What’s something about your job that would surprise people to know?

I’m the site chair for the Inclusion and Diversity Council and our role is to provide educational experiences to the frontline at Mt Arthur to inspire personal action towards creating an inclusive workplace. The fun part about this role is that I get to facilitate a workshop every month with a cross-section of the entire workforce, where we explore why inclusion matters to each of us.

What’s a funny story about work that you can tell?

Recently, I was getting interviewed as part of a safety award submission involving a small loader that is only 100cm high and the videographer had his tripod ready to start the filming, but when I stood on the designated point, he realised that I’m 152cm tall (with my steel caps on), so he re-adjusted all the equipment to fit me into the frame. The legs on the tripod had to be fully retracted, much to the amusement of the team watching on. One onlooker quipped, “now you’re making the loader look big!”

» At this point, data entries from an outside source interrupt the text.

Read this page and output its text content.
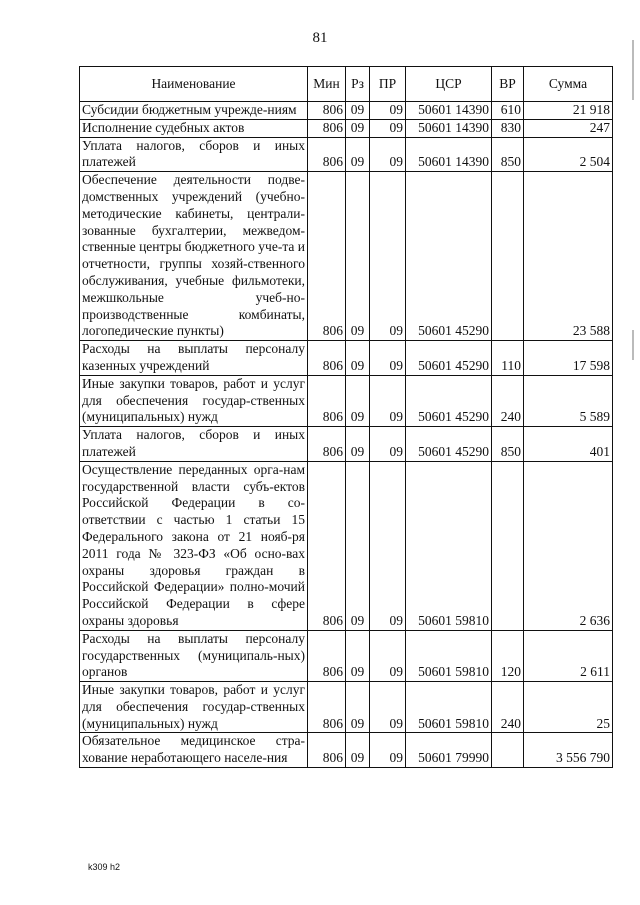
81
Наименование	Мин	Рз	ПР	ЦСР	ВР	Сумма
Субсидии бюджетным учрежде-ниям	806	09	09	50601 14390	610	21 918
Исполнение судебных актов	806	09	09	50601 14390	830	247
Уплата налогов, сборов и иных платежей	806	09	09	50601 14390	850	2 504
Обеспечение деятельности подве-домственных учреждений (учебно-методические кабинеты, централи-зованные бухгалтерии, межведом-ственные центры бюджетного уче-та и отчетности, группы хозяй-ственного обслуживания, учебные фильмотеки, межшкольные учеб-но-производственные комбинаты, логопедические пункты)	806	09	09	50601 45290		23 588
Расходы на выплаты персоналу казенных учреждений	806	09	09	50601 45290	110	17 598
Иные закупки товаров, работ и услуг для обеспечения государ-ственных (муниципальных) нужд	806	09	09	50601 45290	240	5 589
Уплата налогов, сборов и иных платежей	806	09	09	50601 45290	850	401
Осуществление переданных орга-нам государственной власти субъ-ектов Российской Федерации в со-ответствии с частью 1 статьи 15 Федерального закона от 21 нояб-ря 2011 года № 323-ФЗ «Об осно-вах охраны здоровья граждан в Российской Федерации» полно-мочий Российской Федерации в сфере охраны здоровья	806	09	09	50601 59810		2 636
Расходы на выплаты персоналу государственных (муниципаль-ных) органов	806	09	09	50601 59810	120	2 611
Иные закупки товаров, работ и услуг для обеспечения государ-ственных (муниципальных) нужд	806	09	09	50601 59810	240	25
Обязательное медицинское стра-хование неработающего населе-ния	806	09	09	50601 79990		3 556 790
k309 h2
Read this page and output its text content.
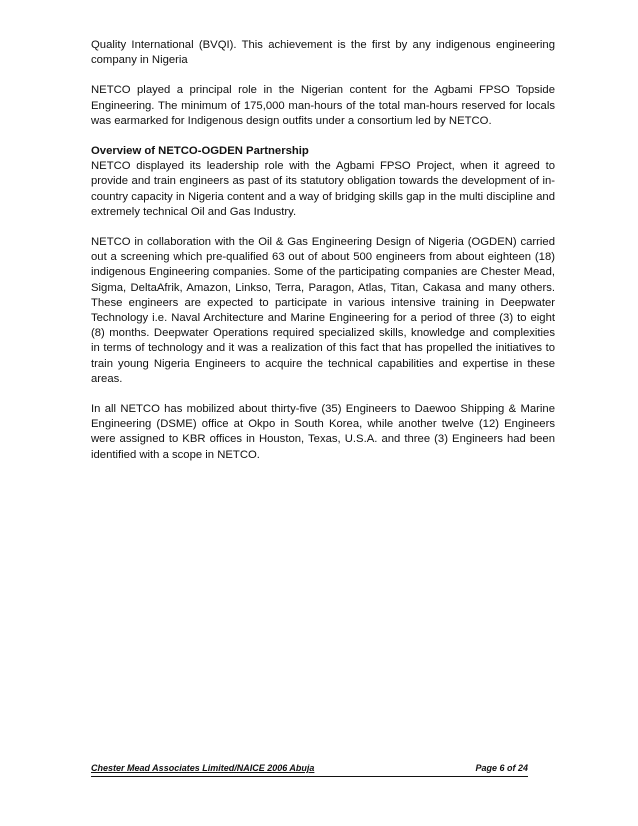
Quality International (BVQI). This achievement is the first by any indigenous engineering company in Nigeria

NETCO played a principal role in the Nigerian content for the Agbami FPSO Topside Engineering. The minimum of 175,000 man-hours of the total man-hours reserved for locals was earmarked for Indigenous design outfits under a consortium led by NETCO.

Overview of NETCO-OGDEN Partnership

NETCO displayed its leadership role with the Agbami FPSO Project, when it agreed to provide and train engineers as past of its statutory obligation towards the development of in-country capacity in Nigeria content and a way of bridging skills gap in the multi discipline and extremely technical Oil and Gas Industry.

NETCO in collaboration with the Oil & Gas Engineering Design of Nigeria (OGDEN) carried out a screening which pre-qualified 63 out of about 500 engineers from about eighteen (18) indigenous Engineering companies. Some of the participating companies are Chester Mead, Sigma, DeltaAfrik, Amazon, Linkso, Terra, Paragon, Atlas, Titan, Cakasa and many others. These engineers are expected to participate in various intensive training in Deepwater Technology i.e. Naval Architecture and Marine Engineering for a period of three (3) to eight (8) months. Deepwater Operations required specialized skills, knowledge and complexities in terms of technology and it was a realization of this fact that has propelled the initiatives to train young Nigeria Engineers to acquire the technical capabilities and expertise in these areas.

In all NETCO has mobilized about thirty-five (35) Engineers to Daewoo Shipping & Marine Engineering (DSME) office at Okpo in South Korea, while another twelve (12) Engineers were assigned to KBR offices in Houston, Texas, U.S.A. and three (3) Engineers had been identified with a scope in NETCO.

Chester Mead Associates Limited/NAICE 2006 Abuja	Page 6 of 24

What do you do in your downtime?

I love gardening and have an orchard with 10 fruit trees that keep me busy, but I also enjoy travelling and going to music festivals.

The mining industry gets more than its fair share of criticism. What is your view of our industry and the impact it has?

These days mining companies are like any good café – they don’t stay in business unless they are doing a good job. For mining that means doing the right thing for the environment and our communities. I’m proud to work for a company that incorporates social value into our everyday activities to ensure we don’t have a negative impact on our environment and communities in which we operate. Without mining, the comforts we enjoy today would not be possible, like our mobile phones, the cutlery we eat with and the tiles on the roof. In particular, coal helps keep the lights on and our homes warm during those cold dark winters.